KARE-KARE (Tripe and Oxtail Stew)
Serves 12
Ingredients:
Tripe, cut into 4 x 5 cm/1.5 x 2 in. rectangles | 700 g/25 oz |
Ox tail, cut into 5 cm/2 in. thick rounds | 800 g/28 oz |
Beef skin, cut into 4 x 5 cm/1.5 x 2 in. rectangles | 300 g/10 oz |
Rump/sirloin, 4 x 5 cm/1.5 x 2 in. rectangles | 700 g/25 oz |
Water/stock | as needed |
Cooking oil | as needed |
Garlic, minced | 50 g/2 oz |
Onion, minced | 200 g/7 oz |
Ginger, crushed | 20 g/1 oz |
Achuete (annatto) seeds, ground to a powder | 7 g/1 Tbs |
Rice | 16 g/4 Tbs |
Peanut Butter/freshly ground peanuts | 125 g/4 oz |
Aubergine, cut lengthwise 6 cm/2 in. long | 400 g/14 oz |
Green beans/string beans, cut 6 cm/2 in. long | 300 g/10oz |
Pechay (Brassica rapa)/kale | 200 g/7 oz |
Procedure:
- Blanch the first four ingredients in boiling water for 5 minutes to remove all the sediments. Drain and rinse with tap water. Set aside the meats.

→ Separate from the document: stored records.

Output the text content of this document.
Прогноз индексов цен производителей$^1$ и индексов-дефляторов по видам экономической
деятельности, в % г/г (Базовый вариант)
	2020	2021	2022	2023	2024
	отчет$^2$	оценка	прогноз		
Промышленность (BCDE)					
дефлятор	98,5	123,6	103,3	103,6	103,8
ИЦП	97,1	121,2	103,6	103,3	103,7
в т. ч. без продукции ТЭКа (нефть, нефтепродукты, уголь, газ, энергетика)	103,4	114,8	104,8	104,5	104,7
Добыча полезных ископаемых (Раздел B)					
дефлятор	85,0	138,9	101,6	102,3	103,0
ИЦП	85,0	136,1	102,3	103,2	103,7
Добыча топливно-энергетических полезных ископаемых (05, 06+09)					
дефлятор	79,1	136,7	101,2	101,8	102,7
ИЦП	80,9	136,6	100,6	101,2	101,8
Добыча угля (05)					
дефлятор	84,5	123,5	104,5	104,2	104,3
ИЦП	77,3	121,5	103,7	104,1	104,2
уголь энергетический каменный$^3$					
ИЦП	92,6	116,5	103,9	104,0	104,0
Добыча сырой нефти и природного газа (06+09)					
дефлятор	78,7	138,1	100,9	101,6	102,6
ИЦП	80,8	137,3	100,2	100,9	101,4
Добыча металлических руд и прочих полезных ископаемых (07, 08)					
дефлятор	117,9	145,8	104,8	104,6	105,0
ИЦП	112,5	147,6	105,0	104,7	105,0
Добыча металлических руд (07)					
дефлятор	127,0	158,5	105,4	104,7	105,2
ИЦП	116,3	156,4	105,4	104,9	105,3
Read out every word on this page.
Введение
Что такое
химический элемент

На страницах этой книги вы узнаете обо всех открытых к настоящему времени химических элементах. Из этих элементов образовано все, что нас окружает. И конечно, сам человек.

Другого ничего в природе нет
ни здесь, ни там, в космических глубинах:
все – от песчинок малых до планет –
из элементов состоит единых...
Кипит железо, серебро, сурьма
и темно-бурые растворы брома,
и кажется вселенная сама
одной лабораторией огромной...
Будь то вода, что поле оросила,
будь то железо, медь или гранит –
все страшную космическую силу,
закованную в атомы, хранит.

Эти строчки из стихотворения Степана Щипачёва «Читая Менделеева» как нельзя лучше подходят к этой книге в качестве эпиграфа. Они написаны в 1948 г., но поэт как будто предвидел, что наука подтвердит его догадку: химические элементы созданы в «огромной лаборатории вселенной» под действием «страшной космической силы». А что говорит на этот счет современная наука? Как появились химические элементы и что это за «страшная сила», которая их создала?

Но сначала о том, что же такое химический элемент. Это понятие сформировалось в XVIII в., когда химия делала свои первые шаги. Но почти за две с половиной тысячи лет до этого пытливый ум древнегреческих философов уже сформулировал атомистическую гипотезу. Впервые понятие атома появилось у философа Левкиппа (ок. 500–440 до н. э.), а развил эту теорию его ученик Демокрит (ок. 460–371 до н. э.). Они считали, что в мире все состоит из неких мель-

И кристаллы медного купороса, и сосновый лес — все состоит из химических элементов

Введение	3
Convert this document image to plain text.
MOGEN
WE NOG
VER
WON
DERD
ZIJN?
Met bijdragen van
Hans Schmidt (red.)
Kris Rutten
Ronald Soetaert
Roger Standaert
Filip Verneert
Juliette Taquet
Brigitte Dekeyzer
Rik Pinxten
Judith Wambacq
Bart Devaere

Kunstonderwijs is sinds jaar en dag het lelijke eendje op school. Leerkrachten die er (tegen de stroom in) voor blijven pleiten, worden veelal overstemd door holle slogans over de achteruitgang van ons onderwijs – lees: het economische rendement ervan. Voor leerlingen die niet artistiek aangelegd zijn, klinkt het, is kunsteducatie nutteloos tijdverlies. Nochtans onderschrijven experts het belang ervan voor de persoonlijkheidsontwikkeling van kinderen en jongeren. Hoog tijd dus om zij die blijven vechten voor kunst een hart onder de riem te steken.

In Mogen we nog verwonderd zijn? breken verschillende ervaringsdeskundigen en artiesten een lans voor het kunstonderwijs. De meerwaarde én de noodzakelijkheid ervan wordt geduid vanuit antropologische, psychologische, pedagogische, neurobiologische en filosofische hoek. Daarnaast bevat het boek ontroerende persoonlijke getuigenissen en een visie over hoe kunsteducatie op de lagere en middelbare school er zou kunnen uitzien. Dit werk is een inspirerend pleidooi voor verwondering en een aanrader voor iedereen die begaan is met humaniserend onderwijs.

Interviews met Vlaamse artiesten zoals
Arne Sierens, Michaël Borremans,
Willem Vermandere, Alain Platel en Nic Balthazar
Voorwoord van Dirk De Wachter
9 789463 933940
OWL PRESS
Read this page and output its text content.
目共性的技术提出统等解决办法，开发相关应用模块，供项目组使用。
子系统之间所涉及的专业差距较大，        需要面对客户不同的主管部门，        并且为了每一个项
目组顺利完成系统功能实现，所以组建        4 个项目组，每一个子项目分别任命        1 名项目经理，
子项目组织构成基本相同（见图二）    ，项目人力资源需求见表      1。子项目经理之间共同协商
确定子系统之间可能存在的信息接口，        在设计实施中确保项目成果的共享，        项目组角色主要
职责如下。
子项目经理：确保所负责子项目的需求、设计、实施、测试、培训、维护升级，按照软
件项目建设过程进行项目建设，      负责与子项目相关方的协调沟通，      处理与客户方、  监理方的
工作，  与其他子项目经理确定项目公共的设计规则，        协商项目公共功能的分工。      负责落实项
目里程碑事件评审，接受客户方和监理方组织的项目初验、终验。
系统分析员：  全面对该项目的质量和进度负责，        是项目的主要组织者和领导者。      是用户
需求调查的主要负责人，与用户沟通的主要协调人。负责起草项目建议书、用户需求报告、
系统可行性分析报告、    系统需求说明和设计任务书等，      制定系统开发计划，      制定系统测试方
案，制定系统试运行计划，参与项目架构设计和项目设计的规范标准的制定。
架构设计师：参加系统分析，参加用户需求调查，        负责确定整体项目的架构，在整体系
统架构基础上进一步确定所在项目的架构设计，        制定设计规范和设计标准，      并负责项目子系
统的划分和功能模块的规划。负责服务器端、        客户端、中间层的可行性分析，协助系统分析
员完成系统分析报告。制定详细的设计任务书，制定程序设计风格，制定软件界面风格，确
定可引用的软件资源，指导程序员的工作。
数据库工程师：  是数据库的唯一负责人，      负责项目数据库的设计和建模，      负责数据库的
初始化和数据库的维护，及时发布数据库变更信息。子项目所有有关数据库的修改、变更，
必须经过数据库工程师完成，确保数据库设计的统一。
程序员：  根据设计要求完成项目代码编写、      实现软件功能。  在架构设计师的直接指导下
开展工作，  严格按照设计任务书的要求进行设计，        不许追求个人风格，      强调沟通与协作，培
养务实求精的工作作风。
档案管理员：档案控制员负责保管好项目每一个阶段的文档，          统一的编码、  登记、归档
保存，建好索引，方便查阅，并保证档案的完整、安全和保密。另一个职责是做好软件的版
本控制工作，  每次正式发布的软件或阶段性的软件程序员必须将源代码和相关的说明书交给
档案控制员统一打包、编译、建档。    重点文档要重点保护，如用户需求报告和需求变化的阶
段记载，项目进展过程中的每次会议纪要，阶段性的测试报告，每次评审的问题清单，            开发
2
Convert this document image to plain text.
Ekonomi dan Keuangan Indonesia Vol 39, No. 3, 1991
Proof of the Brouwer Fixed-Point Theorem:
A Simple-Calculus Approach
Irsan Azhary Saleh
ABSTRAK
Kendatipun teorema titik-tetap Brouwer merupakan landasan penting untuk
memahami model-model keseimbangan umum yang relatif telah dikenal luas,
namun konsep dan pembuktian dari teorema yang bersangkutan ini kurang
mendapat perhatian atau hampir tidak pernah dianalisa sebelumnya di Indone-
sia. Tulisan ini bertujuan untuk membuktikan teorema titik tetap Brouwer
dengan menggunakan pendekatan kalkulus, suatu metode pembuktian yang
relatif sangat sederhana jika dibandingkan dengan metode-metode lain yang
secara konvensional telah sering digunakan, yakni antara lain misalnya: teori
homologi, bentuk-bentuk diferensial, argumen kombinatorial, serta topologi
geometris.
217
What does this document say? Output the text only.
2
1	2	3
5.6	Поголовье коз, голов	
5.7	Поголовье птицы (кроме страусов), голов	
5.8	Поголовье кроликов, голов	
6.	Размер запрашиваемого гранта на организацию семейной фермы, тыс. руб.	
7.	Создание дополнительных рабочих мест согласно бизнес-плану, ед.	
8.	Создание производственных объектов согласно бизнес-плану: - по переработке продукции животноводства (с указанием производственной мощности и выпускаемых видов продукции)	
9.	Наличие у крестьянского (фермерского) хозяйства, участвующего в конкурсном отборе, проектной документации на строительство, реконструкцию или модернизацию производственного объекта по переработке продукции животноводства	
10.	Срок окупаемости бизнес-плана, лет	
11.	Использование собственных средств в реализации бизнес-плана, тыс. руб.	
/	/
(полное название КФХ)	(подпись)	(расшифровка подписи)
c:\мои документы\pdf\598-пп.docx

- Brown the garlic in cooking oil and then add the onion, ginger, and annatto powder, being careful not to burn the annatto.
- Add the blanched meats and cook with the spices for 5 minutes.
- Pour the water/stock so the liquid is about nine cm/4 in. above the meats. Bring to a boil and simmer for 2-3 hours, depending on the type of beef you use.
- In the meantime, toast the rice in a pan. Grind rice smoothly in a mortar and pestle when dark brown.
- When the meat is tender, add the aubergine. Check whether some meats, like lean meat, are softer than the rest. If they are, take them out earlier than those which still need simmering. Cook the aubergine for 10-15 minutes.
- Thicken the sauce with peanut butter/freshly ground peanuts and ground rice. Season with pepper and a little salt.
- Add the rest of the vegetables until they are cooked. Add in also the tender meat, should you have taken some out earlier. Mix with the sauce for 5 minutes. Arrange the meats, vegetables, and sauce in a serving dish. Serve with sautéed shrimp paste.